On 1/14/20 4:49 AM, Jason Gunthorpe wrote:
On Mon, Jan 13, 2020 at 02:47:01PM -0800, Ralph Campbell wrote:
diff --git a/mm/mmu_notifier.c b/mm/mmu_notifier.c index 47ad9cc89aab..4efecc0f13cb 100644 +++ b/mm/mmu_notifier.c @@ -1171,6 +1171,39 @@ void mmu_interval_notifier_update(struct mmu_interval_notifier *mni, } EXPORT_SYMBOL_GPL(mmu_interval_notifier_update); +struct mmu_interval_notifier *mmu_interval_notifier_find(struct mm_struct *mm,
const struct mmu_interval_notifier_ops *ops,
unsigned long start, unsigned long last)
+{
- struct mmu_notifier_mm *mmn_mm = mm->mmu_notifier_mm;
- struct interval_tree_node *node;
- struct mmu_interval_notifier *mni;
- struct mmu_interval_notifier *res = NULL;
- spin_lock(&mmn_mm->lock);
- node = interval_tree_iter_first(&mmn_mm->itree, start, last);
- if (node) {
mni = container_of(node, struct mmu_interval_notifier,
interval_tree);
while (true) {
if (mni->ops == ops) {
res = mni;
break;
}
node = interval_tree_iter_next(&mni->interval_tree,
start, last);
if (!node)
break;
mni = container_of(node, struct mmu_interval_notifier,
interval_tree);
}
- }
- spin_unlock(&mmn_mm->lock);
This doesn't seem safe at all, here we are returning a pointer to memory from the interval tree with out any kind of lifetime protection.

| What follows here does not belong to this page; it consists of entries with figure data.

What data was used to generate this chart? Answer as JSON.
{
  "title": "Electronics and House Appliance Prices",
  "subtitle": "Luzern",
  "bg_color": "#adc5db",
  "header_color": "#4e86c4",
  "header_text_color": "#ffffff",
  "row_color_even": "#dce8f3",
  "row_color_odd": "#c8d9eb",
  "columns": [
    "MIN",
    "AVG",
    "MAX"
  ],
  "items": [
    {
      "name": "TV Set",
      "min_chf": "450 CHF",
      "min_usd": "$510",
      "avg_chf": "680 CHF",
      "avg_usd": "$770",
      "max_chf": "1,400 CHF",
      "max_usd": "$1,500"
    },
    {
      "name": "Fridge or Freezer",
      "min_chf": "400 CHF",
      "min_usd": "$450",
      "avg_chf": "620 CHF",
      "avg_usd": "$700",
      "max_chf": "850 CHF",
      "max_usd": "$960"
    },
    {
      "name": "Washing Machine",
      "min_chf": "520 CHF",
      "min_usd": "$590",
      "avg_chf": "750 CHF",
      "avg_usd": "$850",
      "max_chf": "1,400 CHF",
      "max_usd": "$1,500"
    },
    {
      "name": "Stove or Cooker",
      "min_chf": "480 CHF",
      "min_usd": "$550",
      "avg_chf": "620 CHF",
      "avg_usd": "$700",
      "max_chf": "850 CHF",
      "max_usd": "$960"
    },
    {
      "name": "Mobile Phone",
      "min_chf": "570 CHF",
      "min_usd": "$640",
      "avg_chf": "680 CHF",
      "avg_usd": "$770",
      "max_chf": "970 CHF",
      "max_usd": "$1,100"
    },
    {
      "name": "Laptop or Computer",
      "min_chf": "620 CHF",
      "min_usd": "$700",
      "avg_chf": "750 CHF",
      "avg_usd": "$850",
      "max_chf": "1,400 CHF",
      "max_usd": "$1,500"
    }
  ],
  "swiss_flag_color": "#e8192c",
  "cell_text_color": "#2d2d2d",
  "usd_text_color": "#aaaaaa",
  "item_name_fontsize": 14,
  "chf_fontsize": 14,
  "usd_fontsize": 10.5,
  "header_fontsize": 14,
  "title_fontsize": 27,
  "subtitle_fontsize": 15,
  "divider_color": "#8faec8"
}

It is memory that the driver has allocated and has full control over the lifetime since the driver does all the insertions and removals. The driver does have to hold the HW page table lock so lookups are synchronized with interval insertions and removals and page table entry insertions and removals.
If the interval tree is read it must be left in the read lock state until the caller is done with the pointer.
.. and this poses all sorts of questions about consistency with items on the deferred list. Should find return an item undergoing deletion?
I don't think so. The deferred operations are all complete when mmu_interval_read_begin() returns, and the sequence number check with mmu_interval_read_retry() guarantees there have been no changes while not holding the driver page table lock and calling hmm_range_fault().
Should find return items using the old interval tree values or their new updated values?
Jason
I think it should only look at the old interval tree and not the deferred insert/remove/updates as explained above.